See [`AGENTS.md`](AGENTS.md) for the full workflow: when to run the
CPU-reference correctness gate, when to add a `rocprofv3 --kernel-trace` smoke,
and what a retained benchmark row requires.

## References & lineage

hipEngine is not a fork of any project; it is a brand new codebase with from-scratch
code and kernels. Of course it builds on the work of many others:

- [ROCm](https://github.com/ROCm/rocm) - of course this all sits on AMD's open-source
  compute stack, notably on [HIP](https://github.com/ROCm/rocm-systems/tree/develop/projects/hip).
- [Nano-vLLM](https://github.com/GeeeekExplorer/nano-vllm) - most of the original
  kernel tuning iteration loops used this as a host-layer. Some of the performance 
  limitations of the architecture motivated the hipEngine rewrite, but we remain
  greatful and deeply appreciative of nano-vllm as a great research platform.
- [ParoQuant](https://github.com/z-lab/paroquant) - after reviewing the current SOTA on model
  quantization, we chose ParoQuant as the first target due to both its excellent accuracy
  *and* its efficiency (QTIP/[YAQA](https://github.com/Cornell-RelaxML/yaqa-quantization) is 
  very cool but proved challenging to implement performant RDNA3 kernels)
- [FastDMS](https://github.com/shisa-ai/FastDMS) - our KVCache ABI is shaped by the lessons 
   learned from building our DMS reference implementation.

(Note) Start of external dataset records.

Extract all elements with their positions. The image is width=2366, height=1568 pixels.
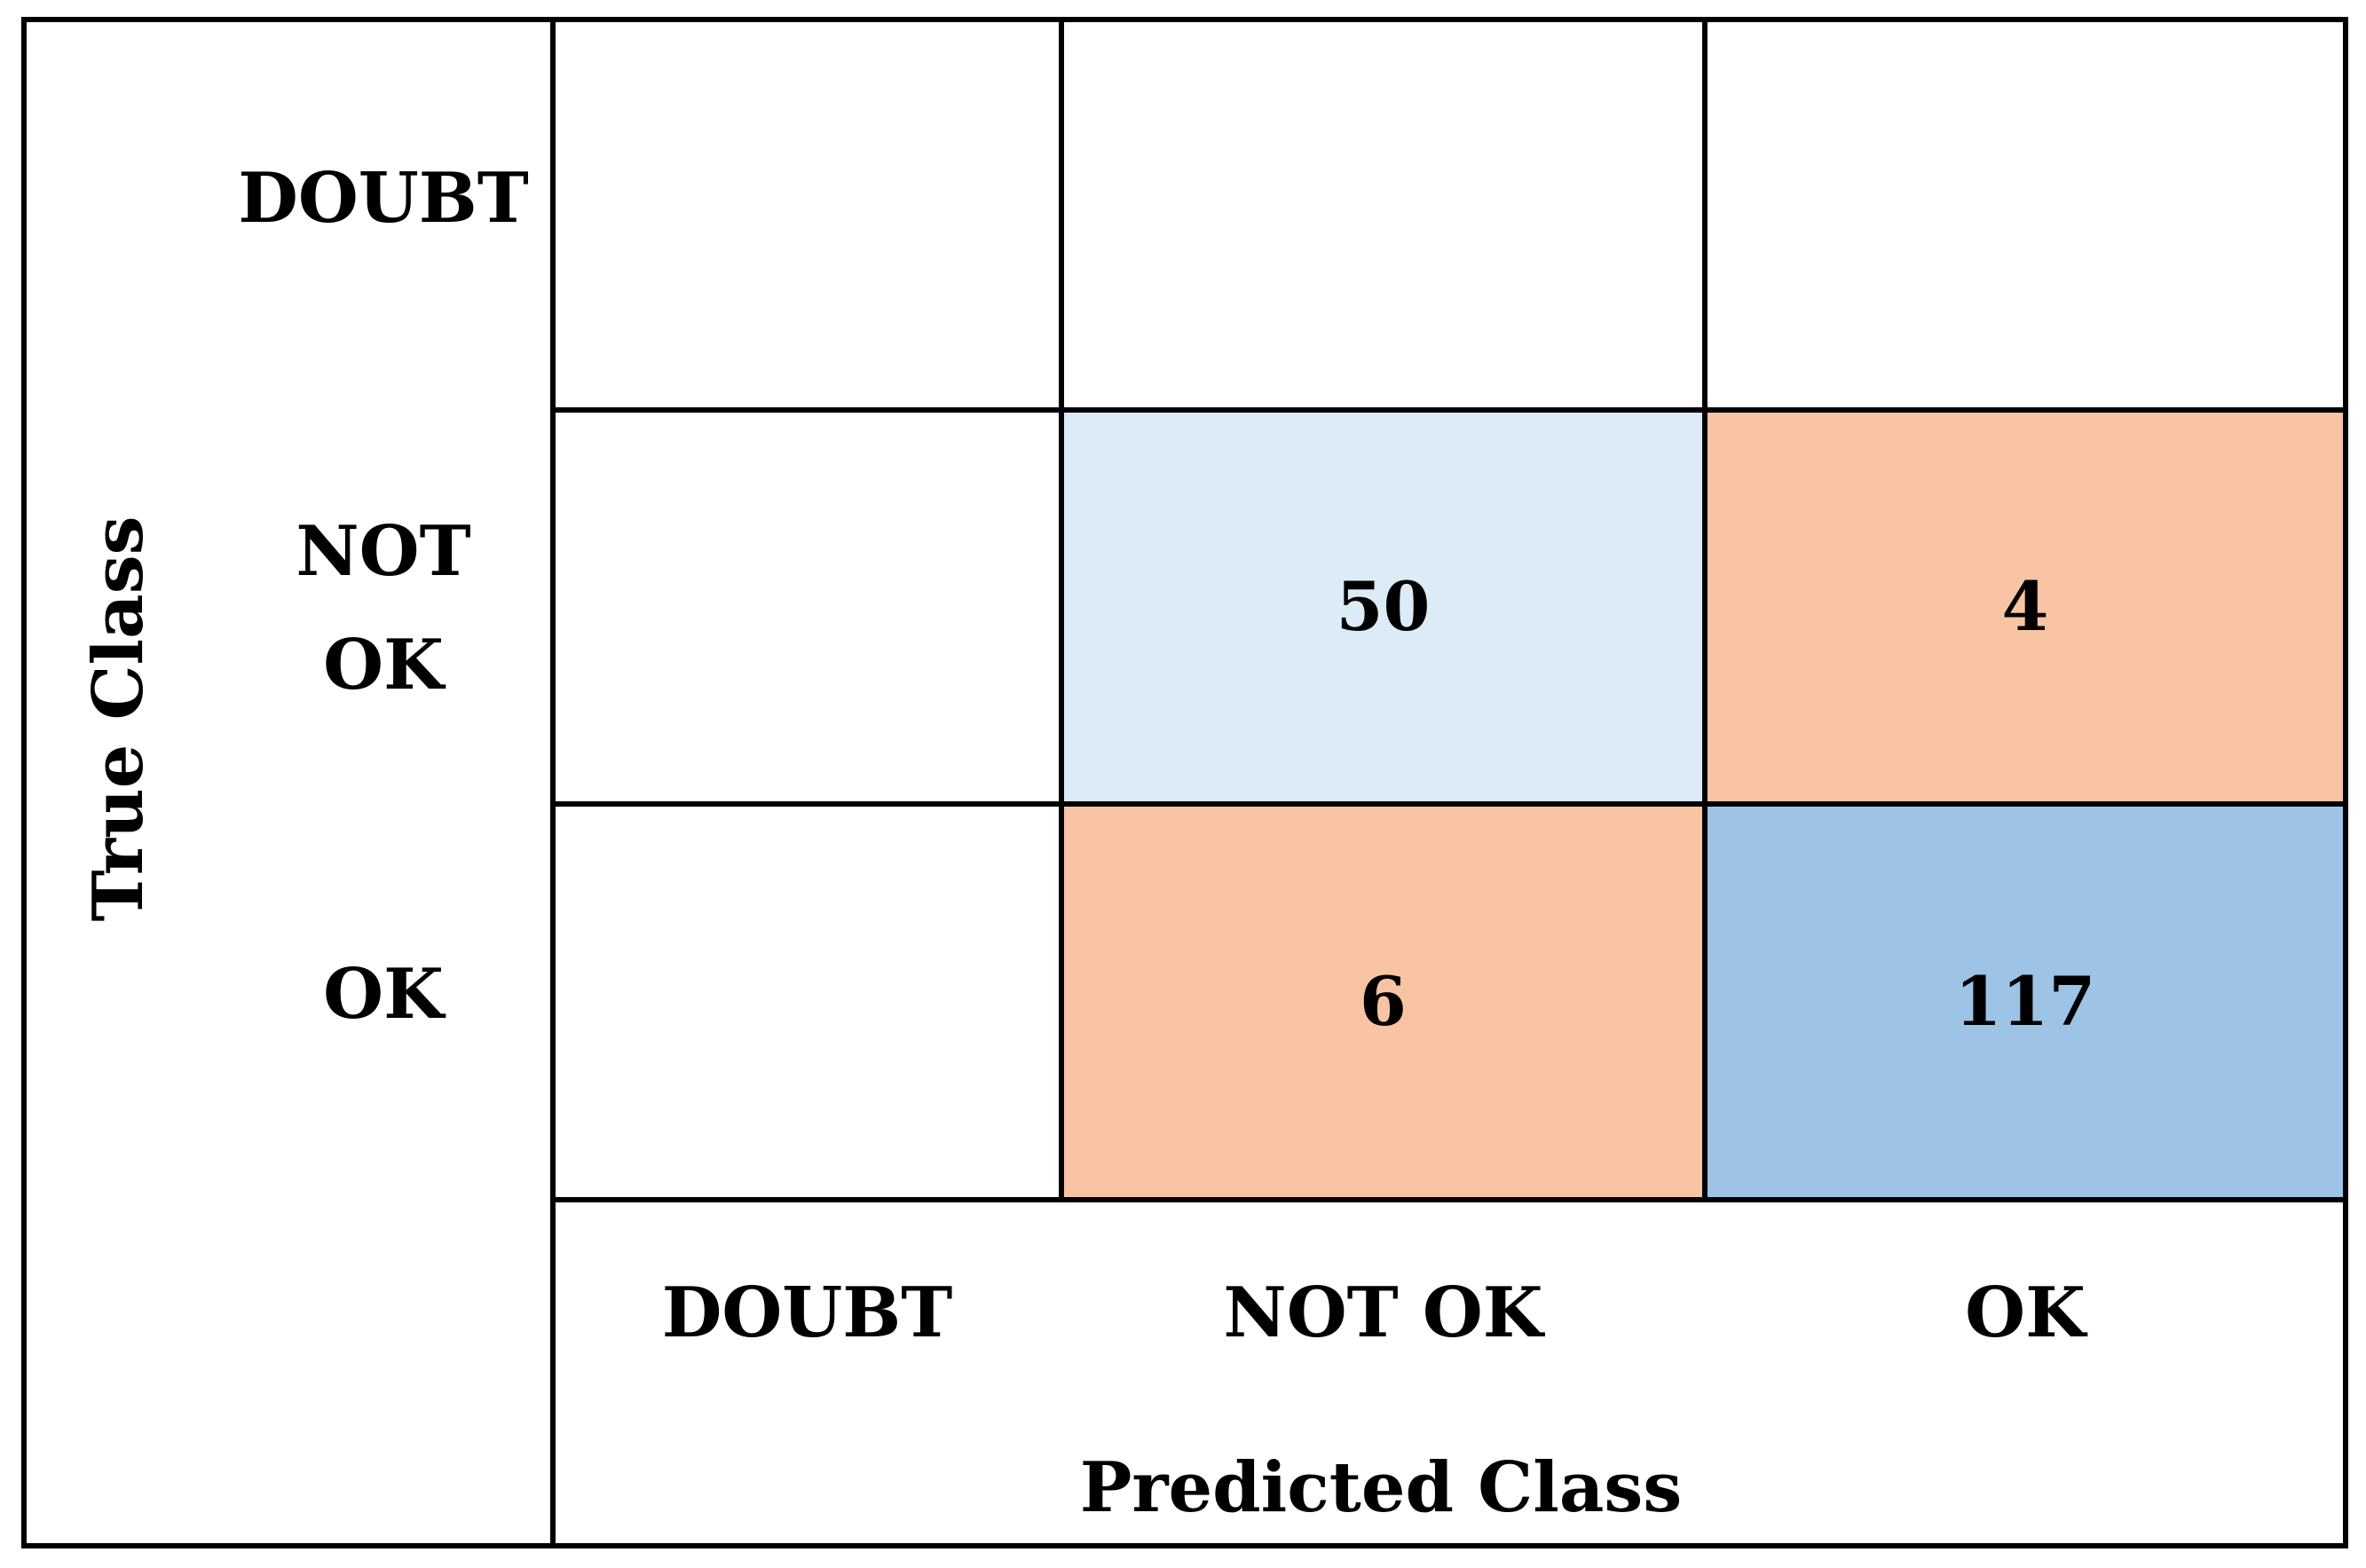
cell-fill-ok-not-ok <box>1061 804 1705 1200</box>
cell-doubt-ok <box>1705 20 2346 410</box>
cell-value-ok-not-ok: 6 <box>1360 962 1407 1041</box>
cell-doubt-doubt <box>553 20 1061 410</box>
grid-lines <box>21 17 2348 1548</box>
cell-not-ok-doubt <box>553 410 1061 804</box>
tick-labels-layer: DOUBT NOT OK OK DOUBT NOT OK OK <box>238 158 2088 1353</box>
cell-value-ok-ok: 117 <box>1955 962 2096 1041</box>
y-tick-ok: OK <box>323 954 446 1035</box>
cell-fill-not-ok-not-ok <box>1061 410 1705 804</box>
y-axis-label: True Class <box>78 516 159 921</box>
cell-value-not-ok-not-ok: 50 <box>1337 567 1431 646</box>
cells-layer <box>553 20 2346 1200</box>
y-tick-doubt: DOUBT <box>238 158 529 239</box>
y-tick-not-ok-line-2: OK <box>323 625 446 705</box>
x-tick-not-ok: NOT OK <box>1223 1273 1545 1353</box>
x-axis-label: Predicted Class <box>1080 1447 1682 1528</box>
cell-fill-ok-ok <box>1705 804 2346 1200</box>
x-tick-doubt: DOUBT <box>662 1273 953 1353</box>
x-tick-ok: OK <box>1965 1273 2088 1353</box>
cell-value-not-ok-ok: 4 <box>2002 567 2049 646</box>
cell-labels-layer: 50 4 6 117 <box>1337 567 2096 1041</box>
cell-doubt-not-ok <box>1061 20 1705 410</box>
cell-fill-not-ok-ok <box>1705 410 2346 804</box>
cell-ok-doubt <box>553 804 1061 1200</box>
outer-border <box>21 17 2348 1548</box>
y-tick-not-ok-line-1: NOT <box>296 511 470 592</box>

Greetz: [hipfire](https://github.com/Kaden-Schutt/hipfire), [Lucebox](https://github.com/Luce-Org/lucebox-hub), [DS4](https://github.com/antirez/ds4), [ExLlamaV3](https://github.com/turboderp-org/exllamav3) and ofc the og [llama.cpp](https://github.com/ggml-org/llama.cpp)

See also: [Marlin](https://github.com/IST-DASLab/marlin), [kernel-anvil](https://github.com/apollosenvy/kernel-anvil), [wmma_ops](https://github.com/glovepost/wmma_ops), [tilelang](https://github.com/tile-ai/tilelang), [fsr4-rdna3-optimization](https://github.com/lhl/fsr4-rdna3-optimization), [ROCm examples](https://github.com/ROCm/rocm-examples)


## License

hipEngine source code is licensed under **AGPL-3.0-or-later**. It is built and distributed
for anyone who has an AMD card that hasn't been living up to its compute potential.

Model weights, checkpoints, and external datasets remain under their own licenses.